Joan Rabascall
born in Barcelona, Spain in 1935, lives in Paris, France

Hommaga to the Black Power, 1969/70
object
MoCA Skopje
Joan Rabascall is a conceptual artist focused on the critical examination of mass media and the consumerist culture they promote. He was born in Barcelona and moved to Paris in 1962. Joan Rabascall’s artworks often combine found photography with images from magazines, television, and advertisements to achieve ironic shifts in meaning and offer social criticism and political commentary.

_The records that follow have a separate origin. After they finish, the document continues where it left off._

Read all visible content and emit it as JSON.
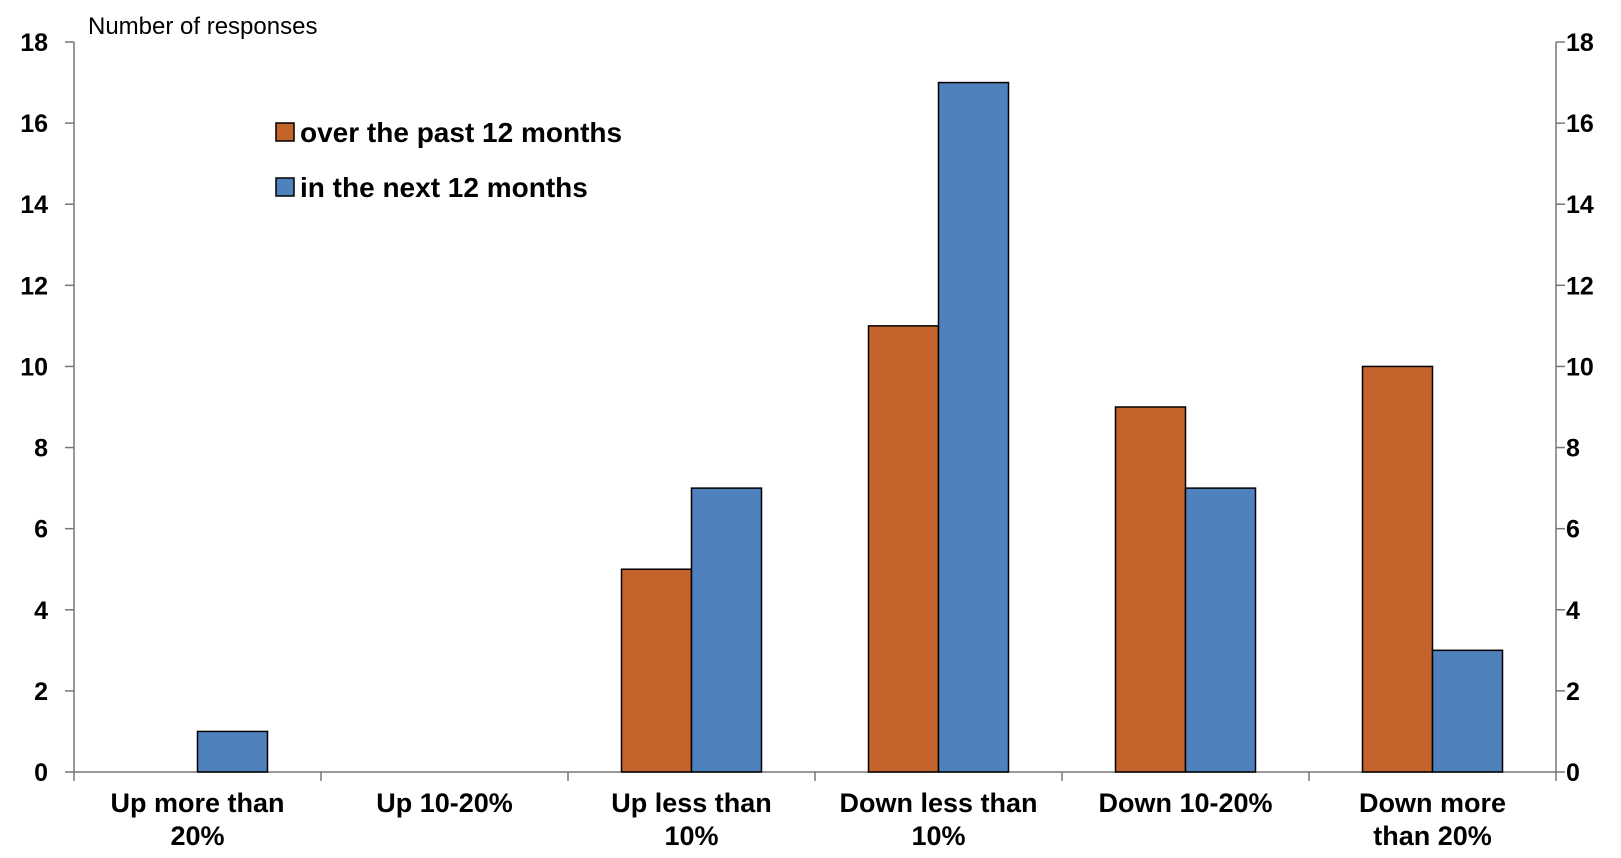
{
  "chart_data": {
    "type": "bar",
    "ylabel": "Number of responses",
    "ylim": [
      0,
      18
    ],
    "yticks": [
      0,
      2,
      4,
      6,
      8,
      10,
      12,
      14,
      16,
      18
    ],
    "categories": [
      [
        "Up more than",
        "20%"
      ],
      [
        "Up 10-20%"
      ],
      [
        "Up less than",
        "10%"
      ],
      [
        "Down less than",
        "10%"
      ],
      [
        "Down 10-20%"
      ],
      [
        "Down more",
        "than 20%"
      ]
    ],
    "series": [
      {
        "name": "over the past 12 months",
        "color": "#C4632C",
        "values": [
          0,
          0,
          5,
          11,
          9,
          10
        ]
      },
      {
        "name": "in the next 12 months",
        "color": "#4F81BD",
        "values": [
          1,
          0,
          7,
          17,
          7,
          3
        ]
      }
    ],
    "legend_placement": "top-left inside plot",
    "grid": false,
    "right_axis_mirror": true
  }
}
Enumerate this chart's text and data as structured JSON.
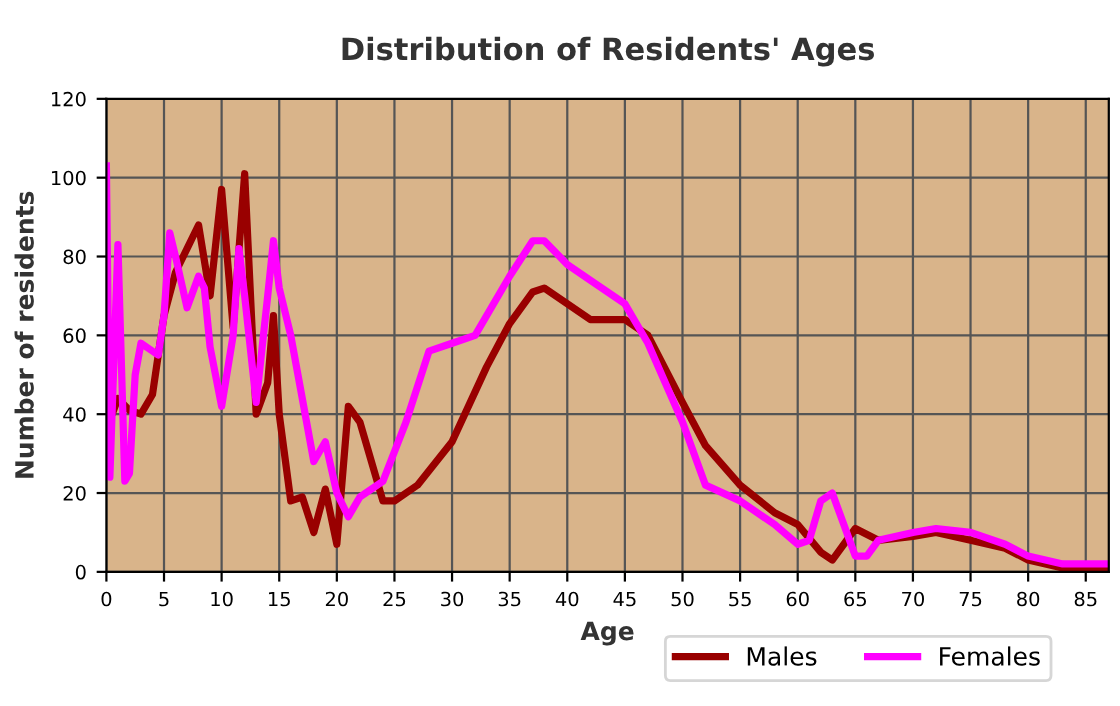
{
  "chart_data": {
    "type": "line",
    "title": "Distribution of Residents' Ages",
    "xlabel": "Age",
    "ylabel": "Number of residents",
    "xlim": [
      0,
      87
    ],
    "xticks": [
      0,
      5,
      10,
      15,
      20,
      25,
      30,
      35,
      40,
      45,
      50,
      55,
      60,
      65,
      70,
      75,
      80,
      85
    ],
    "ylim": [
      0,
      120
    ],
    "yticks": [
      0,
      20,
      40,
      60,
      80,
      100,
      120
    ],
    "grid": true,
    "legend": "bottom",
    "line_style": "solid",
    "marker": "none",
    "series": [
      {
        "name": "Males",
        "color": "#990000",
        "x": [
          0,
          0.5,
          1,
          2,
          3,
          4,
          5,
          6,
          7,
          8,
          9,
          10,
          11,
          12,
          13,
          14,
          14.5,
          15,
          16,
          17,
          18,
          19,
          20,
          21,
          22,
          23,
          24,
          25,
          27,
          30,
          33,
          35,
          37,
          38,
          40,
          42,
          45,
          47,
          50,
          52,
          55,
          58,
          60,
          62,
          63,
          65,
          67,
          70,
          72,
          75,
          78,
          80,
          83,
          87
        ],
        "values": [
          44,
          40,
          44,
          41,
          40,
          45,
          65,
          76,
          82,
          88,
          70,
          97,
          62,
          101,
          40,
          48,
          65,
          40,
          18,
          19,
          10,
          21,
          7,
          42,
          38,
          28,
          18,
          18,
          22,
          33,
          52,
          63,
          71,
          72,
          68,
          64,
          64,
          60,
          43,
          32,
          22,
          15,
          12,
          5,
          3,
          11,
          8,
          9,
          10,
          8,
          6,
          3,
          1,
          1
        ]
      },
      {
        "name": "Females",
        "color": "#ff00ff",
        "x": [
          0,
          0.3,
          1,
          1.6,
          2,
          2.5,
          3,
          4,
          4.5,
          5,
          5.5,
          6,
          7,
          8,
          8.5,
          9,
          10,
          11,
          11.5,
          12,
          13,
          14,
          14.5,
          15,
          16,
          18,
          19,
          20,
          21,
          22,
          24,
          26,
          28,
          30,
          32,
          35,
          37,
          38,
          40,
          42,
          45,
          47,
          50,
          52,
          55,
          58,
          60,
          61,
          62,
          63,
          64,
          65,
          66,
          67,
          70,
          72,
          75,
          78,
          80,
          83,
          87
        ],
        "values": [
          103,
          24,
          83,
          23,
          25,
          50,
          58,
          56,
          55,
          65,
          86,
          80,
          67,
          75,
          72,
          57,
          42,
          60,
          82,
          70,
          43,
          70,
          84,
          72,
          60,
          28,
          33,
          20,
          14,
          19,
          23,
          38,
          56,
          58,
          60,
          75,
          84,
          84,
          78,
          74,
          68,
          58,
          38,
          22,
          18,
          12,
          7,
          8,
          18,
          20,
          12,
          4,
          4,
          8,
          10,
          11,
          10,
          7,
          4,
          2,
          2
        ]
      }
    ]
  }
}
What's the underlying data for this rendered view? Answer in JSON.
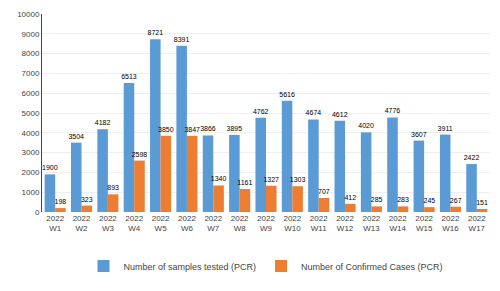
{
  "chart_data": {
    "type": "bar",
    "categories": [
      "2022\nW1",
      "2022\nW2",
      "2022\nW3",
      "2022\nW4",
      "2022\nW5",
      "2022\nW6",
      "2022\nW7",
      "2022\nW8",
      "2022\nW9",
      "2022\nW10",
      "2022\nW11",
      "2022\nW12",
      "2022\nW13",
      "2022\nW14",
      "2022\nW15",
      "2022\nW16",
      "2022\nW17"
    ],
    "series": [
      {
        "name": "Number of samples tested (PCR)",
        "color": "#5B9BD5",
        "values": [
          1900,
          3504,
          4182,
          6513,
          8721,
          8391,
          3866,
          3895,
          4762,
          5616,
          4674,
          4612,
          4020,
          4776,
          3607,
          3911,
          2422
        ]
      },
      {
        "name": "Number of Confirmed Cases (PCR)",
        "color": "#ED7D31",
        "values": [
          198,
          323,
          893,
          2598,
          3850,
          3847,
          1340,
          1161,
          1327,
          1303,
          707,
          412,
          285,
          283,
          245,
          267,
          151
        ]
      }
    ],
    "ylim": [
      0,
      10000
    ],
    "yticks": [
      0,
      1000,
      2000,
      3000,
      4000,
      5000,
      6000,
      7000,
      8000,
      9000,
      10000
    ],
    "grid": true,
    "legend": "bottom",
    "data_labels": true
  }
}
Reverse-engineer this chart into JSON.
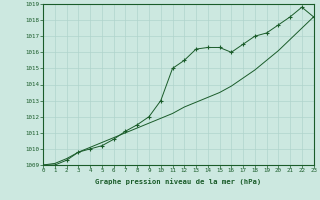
{
  "title": "Graphe pression niveau de la mer (hPa)",
  "bg_color": "#cce8e0",
  "grid_color": "#b0d4cc",
  "line_color": "#1a5c2a",
  "text_color": "#1a5c2a",
  "ylim": [
    1009.0,
    1019.0
  ],
  "xlim": [
    0,
    23
  ],
  "yticks": [
    1009,
    1010,
    1011,
    1012,
    1013,
    1014,
    1015,
    1016,
    1017,
    1018,
    1019
  ],
  "xticks": [
    0,
    1,
    2,
    3,
    4,
    5,
    6,
    7,
    8,
    9,
    10,
    11,
    12,
    13,
    14,
    15,
    16,
    17,
    18,
    19,
    20,
    21,
    22,
    23
  ],
  "series_marked": [
    1009.0,
    1009.0,
    1009.3,
    1009.8,
    1010.0,
    1010.2,
    1010.6,
    1011.1,
    1011.5,
    1012.0,
    1013.0,
    1015.0,
    1015.5,
    1016.2,
    1016.3,
    1016.3,
    1016.0,
    1016.5,
    1017.0,
    1017.2,
    1017.7,
    1018.2,
    1018.8,
    1018.2
  ],
  "series_straight": [
    1009.0,
    1009.1,
    1009.4,
    1009.8,
    1010.1,
    1010.4,
    1010.7,
    1011.0,
    1011.3,
    1011.6,
    1011.9,
    1012.2,
    1012.6,
    1012.9,
    1013.2,
    1013.5,
    1013.9,
    1014.4,
    1014.9,
    1015.5,
    1016.1,
    1016.8,
    1017.5,
    1018.2
  ]
}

Along with fellow artists Antoni Miralda, Dorothee Selz and Jaume Xifra, Joan Rabascall worked in a collective inspired by the countercultural movements of the mid-twentieth century. Between 1969 and 1976, the group created a series of participatory performances and events. “Homage to Black Power” is a sculpture that represents the enormous, flattened form of a raised black fist holding delicate red flowers. As an anti-fascist white European artist, exiled to Paris from Franco’s Spain, Joan Rabascall expressed solidarity with the civil rights movement in the US. Today, one might legitimately question the appropriation of this symbol by a white artist, but we include it here as an image of another social and political moment in a specific time period. The first version of this work was installed in the gardens of the American Center in Paris in 1969.
The work was donated to the MoCA Skopje in 1970/1971.